A cet égard, vos rapporteurs spéciaux avaient regretté 1 ( * ) que le rapport annuel de performances annexé au projet de loi de règlement pour 2006 de cette mission ne présente qu'un compte rendu comptable de l'exécution 2006, sans mise en perspective d'un bilan ou d'une stratégie d'ensemble. Tout en se félicitant du caractère opérationnel de ce nouveau compte d'affectation spéciale, vos rapporteurs spéciaux avaient toutefois encouragé les efforts du service des pensions dans la recherche d'une programmation optimale des prévisions de recettes et de dépenses . Ils avaient également appelé ce service de l'Etat à assumer pleinement la responsabilité centrale qu'il détient dorénavant dans la chaîne de traitement des pensions en liaison étroite avec la direction du budget, les ministères employeurs en amont et le Trésor public en aval chargé de la mise en paiement. Cette recommandation est notamment partagée par la Cour des comptes qui, par cette enquête, souligne l'urgence à poursuivre la réforme du service des pensions qu'elle juge à ce jour « inaboutie » .
A la lumière de l'enquête de la Cour des comptes, et malgré l'effort entrepris depuis 2003, votre commission des finances constate la persistance d'un éclatement de la chaîne des pensions qui conduit à une dispersion des responsabilités . Le cloisonnement administratif tenace et le retard pris dans la rationalisation des systèmes d'informations en sont les causes principalement dénoncées
Selon la règle, l'enquête a donné lieu, le 26 septembre 2007, à une audition 2 ( * ) pour suite à donner en présence de M. Christian Babusiaux, président de la 1 ère chambre de la Cour des comptes, de MM. Jean-Marie Bertrand, conseiller-maître, et Christophe Bigand, rapporteur, ainsi que M. Alain Casanova, chef du service des pensions, M. Hugues Bied-Charreton, chef de service à la direction du budget, Mme Nathalie Morin, chef de service à la direction générale de la comptabilité publique, et M. Frédéric Aladjidi, directeur-adjoint de la direction générale de l'administration et de la fonction publique.
Enfin, pour obtenir des informations complémentaires sur le calendrier de la réforme de la gestion des pensions, la commission a procédé à une seconde audition, le 10 octobre 2007, de M. André Santini, secrétaire d'Etat chargé de la fonction publique .
I. UNE RÉFORME ENGAGÉE MAIS ENCORE INABOUTIE
A. LA PERSISTANCE D'UN « CLOISONNEMENT ADMINISTRATIF TENACE »

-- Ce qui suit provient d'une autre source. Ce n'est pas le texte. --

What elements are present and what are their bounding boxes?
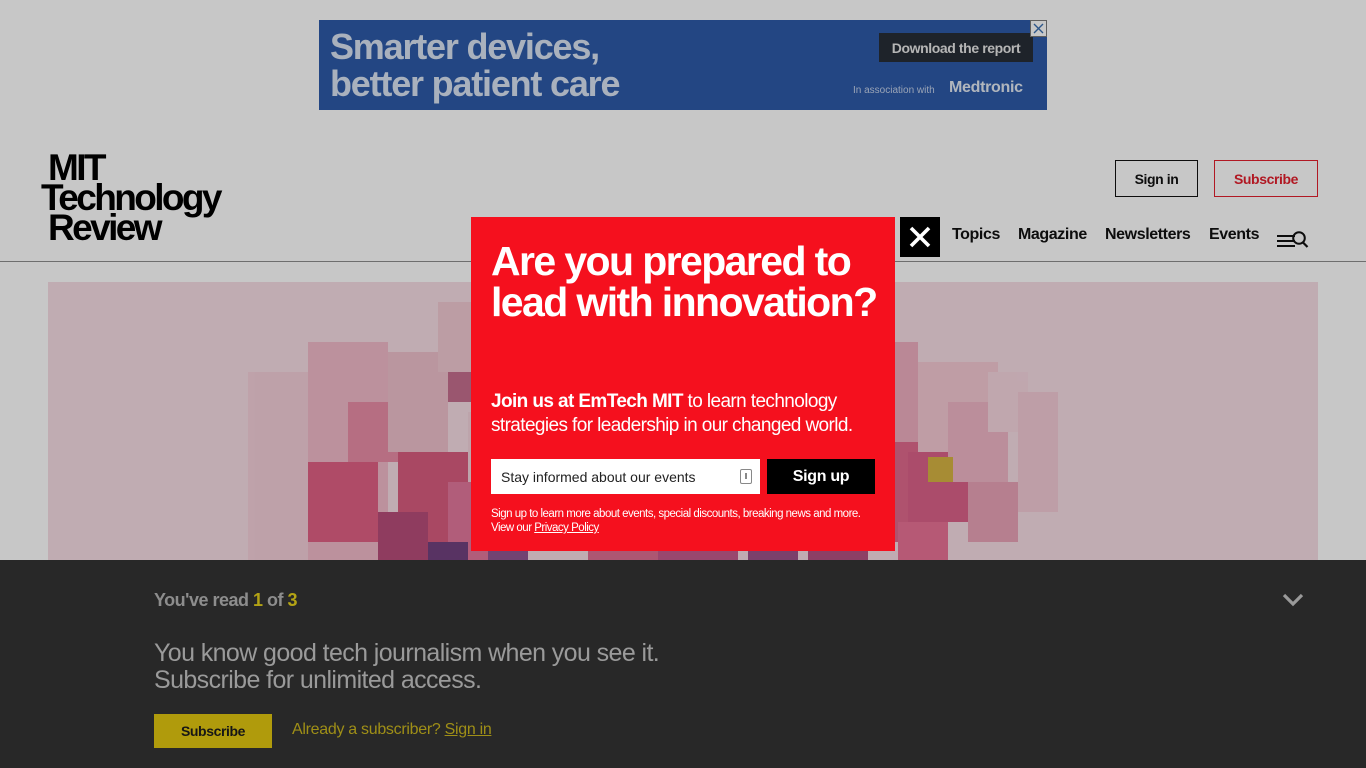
meter-total-count: 3 <box>287 590 298 610</box>
paywall-already-subscriber: Already a subscriber? Sign in <box>292 721 492 739</box>
event-signup-modal: Are you prepared to lead with innovation… <box>471 217 895 551</box>
meter-read-count: 1 <box>253 590 263 610</box>
paywall-message-line2: Subscribe for unlimited access. <box>154 666 482 694</box>
modal-body: Join us at EmTech MIT to learn technolog… <box>491 390 886 438</box>
paywall-message: You know good tech journalism when you s… <box>154 639 660 694</box>
article-meter: You've read 1 of 3 <box>154 590 298 611</box>
signup-button[interactable]: Sign up <box>767 459 875 494</box>
modal-title: Are you prepared to lead with innovation… <box>491 238 878 325</box>
privacy-policy-link[interactable]: Privacy Policy <box>534 522 599 534</box>
close-icon <box>909 226 931 248</box>
modal-close-button[interactable] <box>900 217 940 257</box>
modal-fine-print: Sign up to learn more about events, spec… <box>491 507 871 535</box>
paywall-subscribe-button[interactable]: Subscribe <box>154 714 272 748</box>
chevron-down-icon <box>1282 593 1304 607</box>
autofill-icon[interactable] <box>740 469 752 484</box>
email-field[interactable] <box>501 468 733 485</box>
paywall-signin-link[interactable]: Sign in <box>445 721 492 738</box>
paywall-message-line1: You know good tech journalism when you s… <box>154 639 660 667</box>
email-field-wrapper <box>491 459 760 494</box>
paywall-collapse-button[interactable] <box>1281 592 1305 608</box>
meter-of: of <box>262 590 288 610</box>
already-subscriber-text: Already a subscriber? <box>292 721 445 738</box>
meter-prefix: You've read <box>154 590 253 610</box>
modal-body-bold: Join us at EmTech MIT <box>491 391 683 412</box>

La concession d'une pension à un fonctionnaire de l'Etat repose sur les interventions successives :
• du ministère employeur, chargé de la
constitution du dossier et du calcul d'une proposition de liquidation du
montant de la pension ;
• du service des pensions, relevant du
ministère du budget, des comptes publics et de la fonction publique,
situé à Nantes depuis 1987 et chargé du contrôle, de
la liquidation et de la concession de la pension ;
• et du réseau des comptables de la direction
générale de la comptabilité publique aux fins de paiement
par l'un des 27 centres régionaux des pensions.
Source : Cour des comptes
Le constat effectué en 2003 par la Cour des comptes selon lequel ces trois chaînons étaient « assez laborieusement et inefficacement reliés entre eux » demeure largement d'actualité. En dépit de la fonction centrale qu'occupe le service des pensions, celui-ci n'est pas investi des rôles de direction du réseau et de certification des procédures. De fait, les traitements exécutés en amont par les ministères employeurs demeurent hétérogènes, sans coordination d'ensemble ni entre ministères, ni avec le service des pensions. A titre d'illustration, la mise en place, début 2006, par le service des pensions, d'un traitement allégé des dossiers jugés « simples » n'a été que très inégalement portée à la connaissance des ministères. Ainsi, l'enquête relève que « la chaîne des pensions manque toujours au moins de coordination et, en réalité, d'un véritable pilotage ».
* 1 Rapport n° 393 (2006-2007) sur le projet de loi de règlement pour 2006, tome II : contributions des rapporteurs spéciaux.
* 2 Audition ouverte, eu égard à son objet, à nos collègues de la commission des affaires sociales ainsi qu'à la presse.